3.2 Manufacturing According to the ZDA, the manufacturing sector has considerable investment potential given that “the domestic economy is relatively well endowed with resource factors such as raw materials, required labour force, abundant land, water and rich materials” (ZDA, 2014b).

Again, priority areas for investment in the manufacturing sector include processed and refined foods and beverages, textiles and clothing, mineral processing, chemical products (fertilisers, cement, adhesives,

11 explosives), engineering and metal works (processing copper, iron ore, steel and other minerals), leather products, electrical appliances, pharmaceutical products, and packaging materials (ZDA, 2016c).

As per the April 2016 Investor Guide Handbook, “investors who invest not less than US $500,000 and are located in Multi-facility Economic Zones, an Industrial Parks or a Rural areas” are entitled to several fiscal (tax) incentives in the early years of their business (ZDA, 2016c). Investors in this sector, as in all other priority sectors, are also entitled to all non-fiscal incentives listed – in the form of investment guarantees and protection, and facilitation services (ZDA, 2016c).

3.3 Infrastructure A priority sector is the construction and establishment of infrastructure for improved tourism, education, health, housing, agriculture, energy, and water and sanitation systems in Zambia. The renovation, expansion, or refurbishment of the aforementioned infrastructure is not considered priority and therefore the same investment incentives do not apply to works of this nature (ZDA, 2016c).

All general tax incentives (income and VAT) outlined in Section 2.8.1 apply, as do both non-fiscal incentives. However, there are no sector specific VAT incentives and the only fiscal incentive offered for investors in this sector is a zero percent import duty rate on capital equipment and machinery for five years (ZDA, 2016c).

3.4 Agriculture Only 10% of Zambia’s 42 million hectares of arable land is cultivated each year. To diversify the economy and shift away from its dependence on copper production and exports, the government is working with partners on a variety of measures to enhance the productivity of both commercial and small-scale farmers. Investments in the agriculture sector that qualify for fiscal and non-fiscal incentives include the construction of crop and grain storage facilities. In addition to all general tax incentives, non-fiscal incentives, and the fiscal incentive of zero percent import duty rate on capital equipment and machinery for five years, qualifying investors are also eligible for the following VAT incentives specific to agriculture: Input tax claim for three months prior to VAT registration for businesses that have already commenced trading and Reduction of VAT rate for investors in tax free zones (ZDA, 2016c).

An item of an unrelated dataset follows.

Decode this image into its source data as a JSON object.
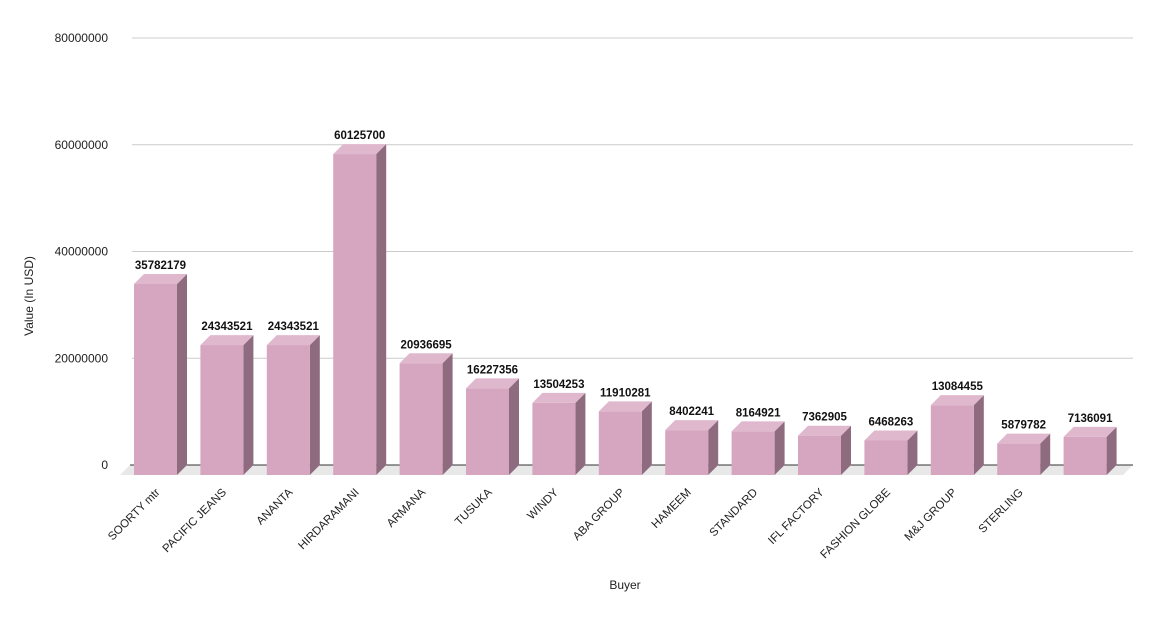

3.5 Tourism Zambia’s tourism industry is an important contributor to socioeconomic development and is already generating substantial revenue in both the public and private sectors, with much more growth potential. As such, the government is keen to expand the tourism infrastructure through the construction and establishment of hotels, convention centres, exhibition centres, museums, theme parks, art galleries, theatres, and commercial retail complexes (ZDA, 2016c).

In addition to all general tax incentives, non-fiscal incentives, and the fiscal incentive of zero percent import duty rate on capital equipment and machinery for five years, qualifying investors are also eligible for the following VAT incentives specific to tourism: Zero rate-tour packages, zero rate-other tourist services, refund to non-resident tourists and visitors and no import VAT on all goods temporarily imported into the country by foreign tourists (ZDA, 2016d; ZDA, 2016b).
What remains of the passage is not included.